Nor is it enough to marry in a modest dress, live modestly and covered, and never give of our hearts. Marriage is more than the binding of two into one and the establishment of a household. It is also living out the mission of the little family church that you have become. Marriage is a mission to the world. It is a way to show how God loves us, how Jesus saves us. It is a place of extravagant hospitality in the humblest of settings.

This does not mean that the wedding reception has to be an extravagant waste of money and resources, the most expensive of everything in order to impress one’s friends. The party can be quite modest in budget, and simple in taste, while providing the guests with a wonderful time of food and fellowship.  It can be as simple as cheese, fruit and lemonade, a barbecue of burgers and sausage and salads, or a breakfast of scrambled eggs, bacon, toast and juice. The wedding cake should be good cake, and if it is homemade, all the better, without the over-the-top decorations of the expensive cakes we see on television. (Not that I don’t love seeing the artistic creations, but what used to be ordered only on the corporate level for huge business parties is now expected at little suburban weddings.)

That’s the beginning of family hospitality. I don’t believe in head tables, special wines for the wedding party, or the horrid habit of numbering the tables for the buffet line. Have two buffets set up or have waiters, or keep the meal so simple that there is not a backup at the buffet. The food should be well-prepared, and most multi-item buffets just don’t meet that standard. It used to be a custom in some places for the wedding attendants or the bride’s family to serve the tables, and special aprons were made by the bride for that purpose.

And that’s just the beginning. Christian hospitality is not about entertaining friends and family every Sunday, though.  It goes well beyond that. The new family – this little church – has a mission in the world, to serve the hungry, provide for the needy, to reach out and love as Christ has loved us.  Activity in outreach, the food bank, the soup kitchen, the homeless shelter, or raising money for and even serving in mission beyond our own walls is part of the Christian family life. We will have no trouble practicing modesty if that is the mission we fulfill, because we will have little time for mirror gazing and contemplation of our own desires.

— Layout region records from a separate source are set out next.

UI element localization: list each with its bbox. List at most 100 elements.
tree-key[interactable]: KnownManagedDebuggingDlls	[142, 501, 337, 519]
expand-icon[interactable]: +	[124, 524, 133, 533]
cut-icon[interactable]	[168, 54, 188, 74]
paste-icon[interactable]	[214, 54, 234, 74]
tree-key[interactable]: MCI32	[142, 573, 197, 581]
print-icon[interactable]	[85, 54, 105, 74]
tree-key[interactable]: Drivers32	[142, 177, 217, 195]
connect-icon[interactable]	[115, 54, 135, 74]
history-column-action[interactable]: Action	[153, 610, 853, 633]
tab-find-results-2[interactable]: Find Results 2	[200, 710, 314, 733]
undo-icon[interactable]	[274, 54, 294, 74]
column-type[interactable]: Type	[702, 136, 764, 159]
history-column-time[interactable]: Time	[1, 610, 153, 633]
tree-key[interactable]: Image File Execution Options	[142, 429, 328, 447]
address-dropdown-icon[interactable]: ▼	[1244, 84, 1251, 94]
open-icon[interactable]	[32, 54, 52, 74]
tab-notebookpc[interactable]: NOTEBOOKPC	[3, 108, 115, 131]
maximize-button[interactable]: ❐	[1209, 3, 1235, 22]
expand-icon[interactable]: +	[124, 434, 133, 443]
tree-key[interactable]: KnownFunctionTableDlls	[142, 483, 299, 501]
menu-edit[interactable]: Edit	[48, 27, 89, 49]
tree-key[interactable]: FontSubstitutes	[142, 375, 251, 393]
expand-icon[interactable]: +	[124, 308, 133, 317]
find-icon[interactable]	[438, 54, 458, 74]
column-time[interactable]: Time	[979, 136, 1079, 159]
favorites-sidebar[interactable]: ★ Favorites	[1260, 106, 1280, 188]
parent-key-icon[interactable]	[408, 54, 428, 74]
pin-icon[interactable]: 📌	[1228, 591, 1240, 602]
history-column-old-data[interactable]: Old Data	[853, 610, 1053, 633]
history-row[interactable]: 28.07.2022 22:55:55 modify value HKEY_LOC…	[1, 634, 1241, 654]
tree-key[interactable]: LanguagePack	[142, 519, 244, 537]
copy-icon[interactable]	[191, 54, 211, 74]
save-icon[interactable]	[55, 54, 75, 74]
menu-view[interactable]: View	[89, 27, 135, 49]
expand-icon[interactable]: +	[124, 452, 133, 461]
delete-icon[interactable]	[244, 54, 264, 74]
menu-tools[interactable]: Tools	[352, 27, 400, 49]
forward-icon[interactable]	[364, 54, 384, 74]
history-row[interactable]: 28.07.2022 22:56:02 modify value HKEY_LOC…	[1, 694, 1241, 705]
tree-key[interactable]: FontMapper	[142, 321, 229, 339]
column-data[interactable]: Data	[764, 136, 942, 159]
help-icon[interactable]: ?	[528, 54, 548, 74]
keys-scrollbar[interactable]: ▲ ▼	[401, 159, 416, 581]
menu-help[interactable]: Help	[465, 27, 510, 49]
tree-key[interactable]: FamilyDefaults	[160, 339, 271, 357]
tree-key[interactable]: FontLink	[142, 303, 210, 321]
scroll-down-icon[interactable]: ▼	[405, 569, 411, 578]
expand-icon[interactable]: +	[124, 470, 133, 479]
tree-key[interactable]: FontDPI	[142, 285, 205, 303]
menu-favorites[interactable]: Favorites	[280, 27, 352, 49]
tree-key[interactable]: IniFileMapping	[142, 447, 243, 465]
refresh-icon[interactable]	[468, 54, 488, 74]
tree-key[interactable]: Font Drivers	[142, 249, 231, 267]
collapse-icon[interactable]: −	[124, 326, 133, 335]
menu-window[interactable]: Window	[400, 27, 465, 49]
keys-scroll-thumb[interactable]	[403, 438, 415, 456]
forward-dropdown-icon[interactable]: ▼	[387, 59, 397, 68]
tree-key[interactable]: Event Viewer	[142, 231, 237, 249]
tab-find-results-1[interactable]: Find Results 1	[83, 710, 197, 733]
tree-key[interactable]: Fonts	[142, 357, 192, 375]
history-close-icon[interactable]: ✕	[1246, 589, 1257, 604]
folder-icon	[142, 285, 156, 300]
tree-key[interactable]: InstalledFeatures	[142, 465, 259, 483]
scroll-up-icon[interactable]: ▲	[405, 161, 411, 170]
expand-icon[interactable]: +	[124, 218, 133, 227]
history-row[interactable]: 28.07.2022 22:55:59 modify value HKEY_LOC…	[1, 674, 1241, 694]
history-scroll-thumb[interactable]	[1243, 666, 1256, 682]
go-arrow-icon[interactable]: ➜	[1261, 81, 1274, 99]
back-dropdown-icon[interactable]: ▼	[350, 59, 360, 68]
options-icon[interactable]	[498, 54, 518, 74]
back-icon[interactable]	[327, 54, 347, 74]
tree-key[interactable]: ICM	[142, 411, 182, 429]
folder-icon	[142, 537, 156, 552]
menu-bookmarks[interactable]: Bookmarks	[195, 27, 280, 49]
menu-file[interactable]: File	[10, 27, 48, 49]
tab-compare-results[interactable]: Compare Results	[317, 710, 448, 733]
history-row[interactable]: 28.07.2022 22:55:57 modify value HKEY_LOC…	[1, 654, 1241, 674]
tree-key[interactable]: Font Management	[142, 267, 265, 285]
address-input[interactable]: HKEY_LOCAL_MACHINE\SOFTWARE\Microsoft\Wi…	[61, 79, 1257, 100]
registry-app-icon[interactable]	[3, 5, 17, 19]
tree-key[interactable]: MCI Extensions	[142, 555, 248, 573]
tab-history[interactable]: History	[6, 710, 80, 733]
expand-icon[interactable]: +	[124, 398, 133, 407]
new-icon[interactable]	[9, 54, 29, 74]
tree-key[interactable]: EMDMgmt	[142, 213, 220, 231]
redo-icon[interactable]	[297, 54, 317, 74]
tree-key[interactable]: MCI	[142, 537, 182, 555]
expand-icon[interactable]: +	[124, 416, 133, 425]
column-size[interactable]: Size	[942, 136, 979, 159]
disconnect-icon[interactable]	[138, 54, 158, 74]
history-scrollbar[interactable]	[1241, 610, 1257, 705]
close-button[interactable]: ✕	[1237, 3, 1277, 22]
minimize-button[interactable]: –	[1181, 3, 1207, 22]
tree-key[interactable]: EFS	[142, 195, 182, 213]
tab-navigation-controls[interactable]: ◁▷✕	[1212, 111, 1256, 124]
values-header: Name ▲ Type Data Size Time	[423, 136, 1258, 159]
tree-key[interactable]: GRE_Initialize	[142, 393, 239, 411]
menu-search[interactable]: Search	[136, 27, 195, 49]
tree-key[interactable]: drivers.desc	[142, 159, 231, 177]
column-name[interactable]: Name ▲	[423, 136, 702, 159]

Hospitality and the Church

We can call the virtue of hospitality in the Church either radical hospitality or faithful hospitality. I use “radical” here not to evoke some wild, anarchist kind of hospitality, but that is the root (radix) of what we do. Hospitality is “faithful” because we do it under command.

God gave us hospitality in Eden. The first created humans lived entirely in God’s hospitality. All was love and generosity, care and nurturing. The earth itself was hospitable, sheltering, warm and nourishing. Why did Adam and Eve ever envy God? They had all that he had. But envy was their sin – they desired to be as God, thinking that it would somehow be better than what they had. (Obviously, Satan has already fallen- literally – into the sin of pride. Pride and envy are closely related.)

Is lack of hospitality a sin of envy and pride? We call it selfishness, but isn’t that a kind of pride? “I deserve to have this for myself, and not share it with someone of lesser value.”

Is there more to the myth of Eden than we think?